— Вечерами уходи спать в юрту. Тебе нужно спать. Не подражай мне. Я человек, потерявший надежду заснуть, у меня уже не будет дома — потерял надежду заснуть в доме. Женись. У тебя бьющееся сердце, но без огня. Если женишься на девушке с пламенным сердцем, через десять лет ты сделаешь ее сердце своим. Иди к юрте. Замечаю, в последнее время сон твой стал нарушаться. Так и я лишился сна. Если я засну, я умру, а ты умрешь, если не будешь спать. Много не говори девушке, а больше показывайся. Привыкнет. Ты счастливый, потому что простой. Я же другой, несчастливый. Видишь — в юрте Калычи свет. Иди туда, тебя ждут, — так сказал мне Комурчу.
Я спустился к юрте. Хотя мы с Комурчу не уходили очень далеко, я давно не видел Калычу и Бурмакан, — обе соскучились по мне, встретили с радостью. Я поздоровался с каждой за руку. С той ночи, когда я надевал черное платье, второй раз прикасаюсь к ее руке… Я посмотрел ей в глаза. Глаза ее заблестели. Но на лице ничего не отразилось. Однако я понял — сердце девушки ждет джигита. Кырбаша или меня?
Теперь, когда над вершиной скалы занимался рассвет, я ждал, я надеялся, что принесет мне счастье… Однако разве может знать человек, обо что споткнется на следующем шагу; то ли о счастье, то ли о несчастье…
Однажды вечером, спустившись к юрте, я услышал плач Бурмакан. Сердце мое чуть не выскочило, я подбежал скорее, — Бурмакан плакала, обняв голову матери.

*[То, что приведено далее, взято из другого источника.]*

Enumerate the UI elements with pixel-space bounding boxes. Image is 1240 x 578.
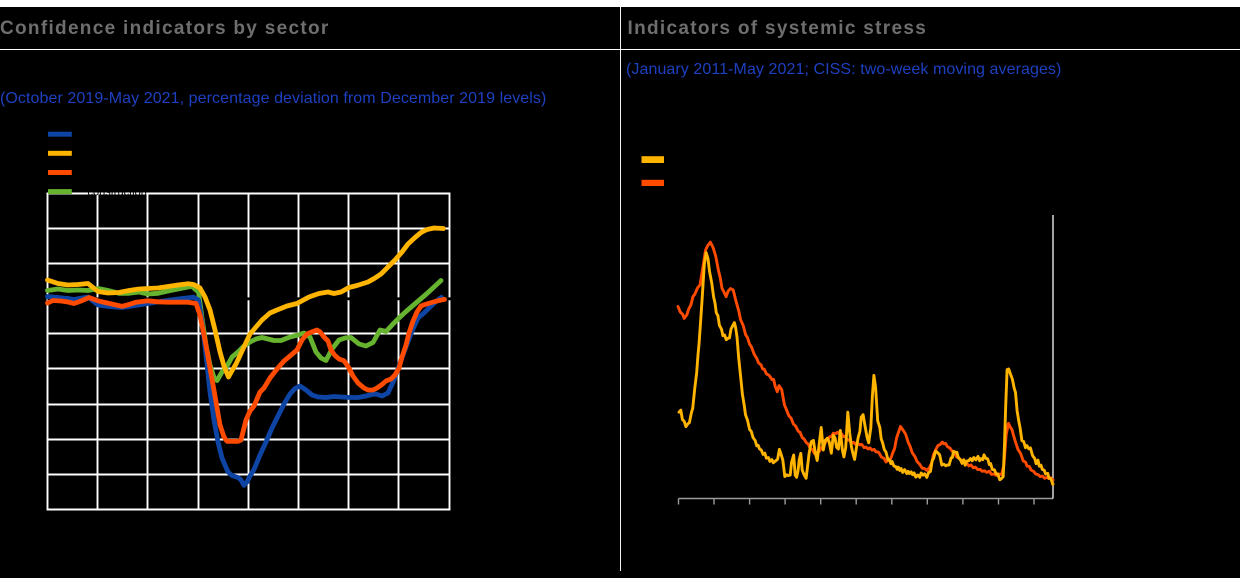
svg-text:construction: construction <box>88 187 147 199</box>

Кто мог ожидать, что внезапная смерть подкараулит эту крепкую женщину…
Правда, в последнее время Калыча жаловалась, что у нее кружилась голова, что она задыхается. Однако не только я, но и Бурмакан не придавали значения, думали, что все это пройдет… Калыча забивала на новом месте колышек — привязывать жеребят, упала ничком, да так и не поднялась…
Да, умерла бедная Калыча. Юрта утратила прежний облик. Разве только юрта? Обе кобылицы стоят неподвижно с утра до вечера, глядя в сторону юрты. Ждут, что выйдет хозяйка. Откуда им знать, что Калыча лежит под тем бугорком земли у подножья горы. Когда Бурмакан или я пытаемся их доить, кобылицы прижимают уши, иногда кусают нас, не хотят давать молока. Если прежде молока набиралось почти два ведра, то сейчас от силы одно. Комурчу посоветовал доить их пока что в одежде Калычи. Кто бы из нас двоих ни подходил к кобылицам, надевал черное платье Калычи — то, что она носила во время траура… И правда, услышав знакомый запах, кобылицы тихо ржут, легко поводя мордами, обнюхивают платье, радуются запаху Калычи, забывают свою тоску. Затем, прикрыв глаза, стоят спокойно, безмятежно, и молоко льется свободной струей…
Черное платье… Теперь каждый день надеваю его, каждый день закрывает мне свет давняя ночь на Сон-Куле. И сколько бы я ни страдал из-за Бурмакан, как бы ни тянулся к ней сердцем, едва надену черное платье — пыл мой исчезает, не могу видеть ее. Не потому, что перестаю любить, наоборот… все больнее чувство вины. Почему я тогда пошел? Почему поступил хуже собаки? Почему не понимал нежности девичьего существа? Почему не подумал тогда, что она такая же несчастная, как и я? Теперь не могу посмотреть Бурмакан в глаза. Сердце жаждет сближения с ней, — черное платье стоит между нами, отталкивает меня от нее. Вижу волостного… накинулся на девушку точно волк… Эх, как нехорошо… И вот теперь я страстно хочу жениться на этой самой Бурмакан. Я знаю, что она не девушка, она думает, что я не знаю. Она не хочет меня обманывать. Иногда, сидя вдвоем у привязи для жеребят или в юрте, мы разговариваем. Как бы между прочим, я замечаю, что девушки бывают разные — такие, этакие, хвалю ее твердость, ее устойчивость. Тогда она хмурит брови, закусывает губу, отворачивается. Она думает, я не знаю, почему она так смущена. Я не только знаю… я сам виноват. Вот тогда я связал навсегда свой язык. Она осталась высокой, недоступной скалой, а я — копошащимся существом у ее подножья…
Когда хоронили Калычу, собрались ее родичи, шумели о том, чтобы забрать Бурмакан, чтобы перенести ее юрту. Вот тогда я увидел силу старика Комурчу. Он открыто выступил против десяти, тридцати.